Encontraram-se, e passearam juntos pelos cenários que aparecem em seus romances. Trocaram cartas e telefonemas. Um ano depois, estavam morando juntos, em Lisboa.

Em todo esse tempo, Pilar nunca abandonou completamente suas atividades como jornalista. Colabora para canais de TV e de rádio. Mas a principal parcela de seu tempo é dedicada, ainda, a Saramago: além da tradução dos livros, organiza sua agenda, o ajuda a tomar decisões, é uma espécie de agente. Agora, acaba de ganhar uma nova tarefa: traduz para o espanhol, diariamente, os textos que o escritor posta em seu blog (www.caderno.josesaramago.org).

Todos os dias, por volta da meia-noite, ele senta-se para escrever no blog, e eu traduzo. É muito bom ver um homem de 86 anos empolgado com uma novidade, como um menino de 18 derrete-se a jornalista, que só tem uma reclamação: Sobra pouco tempo para dormir.

E hoje, mais do que nunca, Saramago depende de Pilar. Ainda frágil pela doença ele chegou a pesar apenas pouco mais de 50 quilos é na companheira que se apóia.

Ela o impulsiona, é como uma mola. É, também, muito objetiva, sabe levar os projetos adiante. Foi ela quem conseguiu organizar seus papéis e documentos antigos para formar o acervo da Fundação Saramago conta Teresa Cerdeira, amiga do casal e pesquisadora brasileira que foi a primeira a escrever uma tese sobre a obra do escritor. Eles dividem a glória, é claro. Mas também o sofrimento, a doença.

Teresa aponta ainda para a coincidência entre vida e obra:

Pilar certamente ajuda a compor algumas personagens de Saramago, mas não é nenhuma delas. Curiosamente, as mulheres de suas histórias já eram fortes e decididas antes de eles se conhecerem.

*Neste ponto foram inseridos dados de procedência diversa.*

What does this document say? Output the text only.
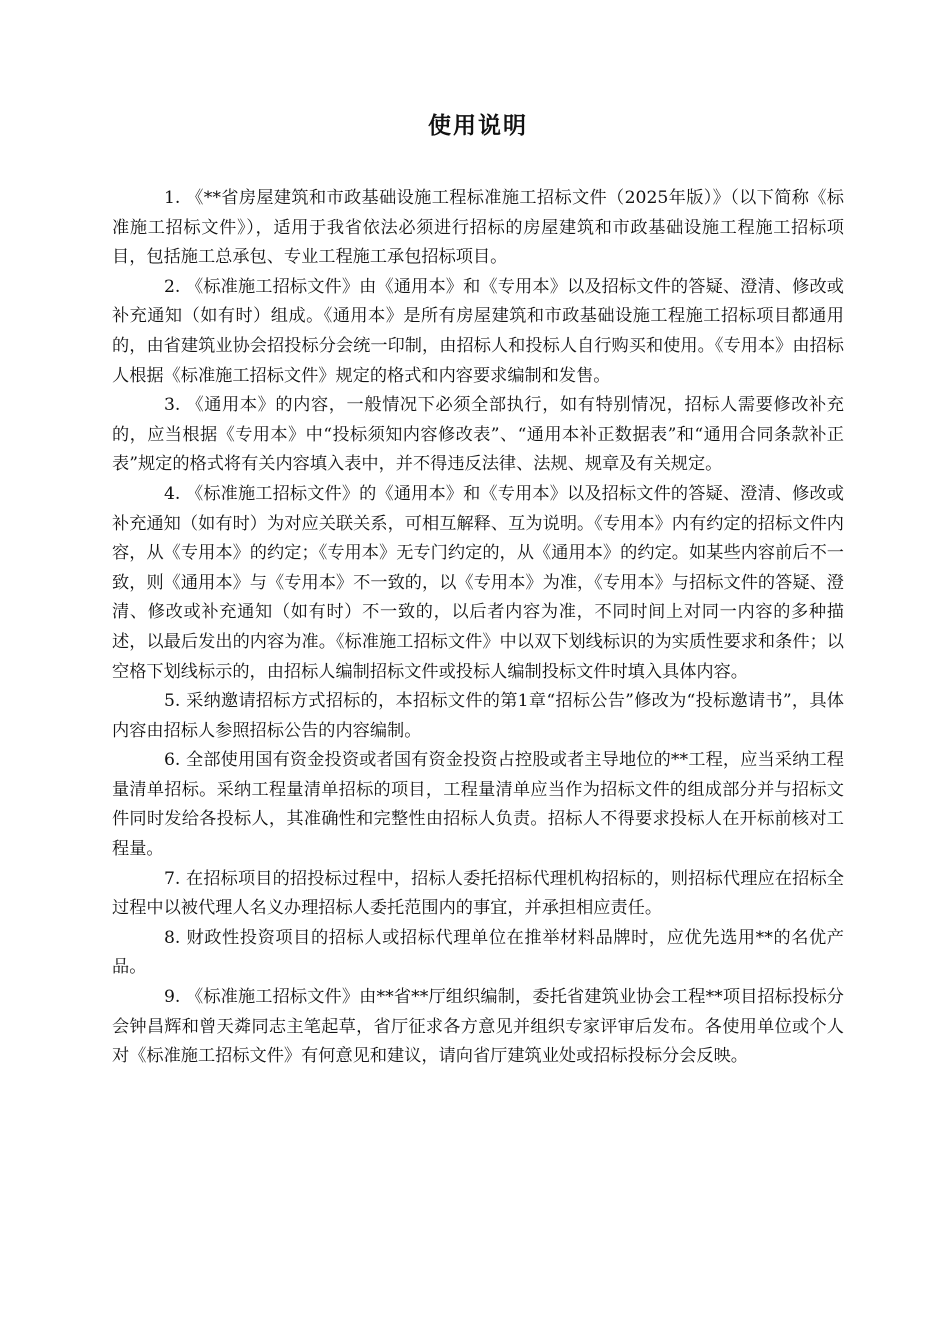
使用说明

1. 《**省房屋建筑和市政基础设施工程标准施工招标文件（2025年版）》（以下简称《标准施工招标文件》），适用于我省依法必须进行招标的房屋建筑和市政基础设施工程施工招标项目，包括施工总承包、专业工程施工承包招标项目。

2. 《标准施工招标文件》由《通用本》和《专用本》以及招标文件的答疑、澄清、修改或补充通知（如有时）组成。《通用本》是所有房屋建筑和市政基础设施工程施工招标项目都通用的，由省建筑业协会招投标分会统一印制，由招标人和投标人自行购买和使用。《专用本》由招标人根据《标准施工招标文件》规定的格式和内容要求编制和发售。

3. 《通用本》的内容，一般情况下必须全部执行，如有特别情况，招标人需要修改补充的，应当根据《专用本》中“投标须知内容修改表”、“通用本补正数据表”和“通用合同条款补正表”规定的格式将有关内容填入表中，并不得违反法律、法规、规章及有关规定。

4. 《标准施工招标文件》的《通用本》和《专用本》以及招标文件的答疑、澄清、修改或补充通知（如有时）为对应关联关系，可相互解释、互为说明。《专用本》内有约定的招标文件内容，从《专用本》的约定；《专用本》无专门约定的，从《通用本》的约定。如某些内容前后不一致，则《通用本》与《专用本》不一致的，以《专用本》为准，《专用本》与招标文件的答疑、澄清、修改或补充通知（如有时）不一致的，以后者内容为准，不同时间上对同一内容的多种描述，以最后发出的内容为准。《标准施工招标文件》中以双下划线标识的为实质性要求和条件；以空格下划线标示的，由招标人编制招标文件或投标人编制投标文件时填入具体内容。

5. 采纳邀请招标方式招标的，本招标文件的第1章“招标公告”修改为“投标邀请书”，具体内容由招标人参照招标公告的内容编制。

6. 全部使用国有资金投资或者国有资金投资占控股或者主导地位的**工程，应当采纳工程量清单招标。采纳工程量清单招标的项目，工程量清单应当作为招标文件的组成部分并与招标文件同时发给各投标人，其准确性和完整性由招标人负责。招标人不得要求投标人在开标前核对工程量。

7. 在招标项目的招投标过程中，招标人委托招标代理机构招标的，则招标代理应在招标全过程中以被代理人名义办理招标人委托范围内的事宜，并承担相应责任。

8. 财政性投资项目的招标人或招标代理单位在推举材料品牌时，应优先选用**的名优产品。

9. 《标准施工招标文件》由**省**厅组织编制，委托省建筑业协会工程**项目招标投标分会钟昌辉和曾天粦同志主笔起草，省厅征求各方意见并组织专家评审后发布。各使用单位或个人对《标准施工招标文件》有何意见和建议，请向省厅建筑业处或招标投标分会反映。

A escritora e acadêmica Nelida Piñon, amiga íntima da Senhora Saramago, lembra que a conheceu em um evento de celebração política: quando, em 1986, um congresso em Valência, presidido por Octavio Paz, relembrava um outro encontro ocorrido em 1936, quando escritores do mundo se insurgiram contra a ascensão das ditaduras européias.

Pilar é múltipla. Ostenta, onde esteja, a mesma elegância moral, a mesma serenidade, o mesmo bom humor, como se suas tarefas não lhe pesassem. Ela é uma mulher da Bíblia, como se diz das criaturas de têmpera forte, e sempre generosa, fiel, convicta elogia Nelida.